The observed rate of genetic deletion was significantly higher than that reported in prior studies from America and Europe, while rates of maternal UPD were lower. This suggests the prevalence of some mutation types may vary across racial and ethnic groups, the researchers said.
Differences among PWS mutations
The researchers constructed statistical models to look for significant differences in symptom rates according to mutation type.
For some symptoms, no associations were found. For example, virtually all the patients had low muscle tone and feeding difficulties at birth, irrespective of mutation type. Also, cryptorchidism, or the failure of the testis to fully descend into the scrotum, was reported for most males across the three mutations.

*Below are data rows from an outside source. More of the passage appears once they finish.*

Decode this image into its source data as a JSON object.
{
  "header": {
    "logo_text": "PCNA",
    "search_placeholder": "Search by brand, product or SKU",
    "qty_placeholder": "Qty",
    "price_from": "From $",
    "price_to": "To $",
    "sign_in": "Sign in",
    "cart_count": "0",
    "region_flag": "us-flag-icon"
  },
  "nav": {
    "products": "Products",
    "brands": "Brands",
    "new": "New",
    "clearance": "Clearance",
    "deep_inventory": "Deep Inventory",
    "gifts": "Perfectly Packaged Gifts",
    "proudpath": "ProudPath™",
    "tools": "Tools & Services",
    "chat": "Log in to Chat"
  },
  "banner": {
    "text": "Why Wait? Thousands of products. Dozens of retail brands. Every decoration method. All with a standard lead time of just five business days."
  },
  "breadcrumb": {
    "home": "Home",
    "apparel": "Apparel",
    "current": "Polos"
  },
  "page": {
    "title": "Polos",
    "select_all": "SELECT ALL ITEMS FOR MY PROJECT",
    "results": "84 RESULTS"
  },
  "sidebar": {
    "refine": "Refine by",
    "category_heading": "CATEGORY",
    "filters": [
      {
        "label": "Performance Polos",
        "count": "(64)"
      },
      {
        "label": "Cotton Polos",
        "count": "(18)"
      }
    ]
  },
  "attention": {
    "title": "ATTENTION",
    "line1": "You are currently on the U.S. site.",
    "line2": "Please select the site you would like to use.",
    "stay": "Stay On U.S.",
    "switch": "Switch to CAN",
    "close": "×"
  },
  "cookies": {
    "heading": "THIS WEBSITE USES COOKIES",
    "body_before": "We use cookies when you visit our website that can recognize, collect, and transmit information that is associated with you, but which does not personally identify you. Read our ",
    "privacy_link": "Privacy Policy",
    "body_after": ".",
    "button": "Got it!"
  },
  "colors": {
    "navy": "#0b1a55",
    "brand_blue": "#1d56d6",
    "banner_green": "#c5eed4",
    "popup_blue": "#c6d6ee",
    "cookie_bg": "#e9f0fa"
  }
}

For other symptoms there were significant differences by mutation type. Patients with a genetic deletion had much higher rates of abnormally light-colored skin, called hypopigmentation, than those with other mutation types (88.8% vs. 68.4%). The genetic deletion group also had significantly higher rates of epilepsy (15.9% vs. 7.6%).
In analyses restricted only to patients older than 2, rates of language development delay varied significantly between the three groups, but showed the highest frequency in the deletion group and the lowest in the imprinting deficits group. Patients with a deletion also had significantly higher rates of hyperphagia and obesity.
Other symptoms, including behavioral abnormalities, short stature, and high pain threshold, had similar rates across the three mutations among patients older than 2.
“The patients with deletion type had significantly higher rates of skin hypopigmentation, obesity, hyperphagia, language developmental delay, and epilepsy,” the researchers concluded. “Unlike previous literature reports, this study did not find differences in behavioral abnormalities or [cryptorchidism] between the different [types of mutations].”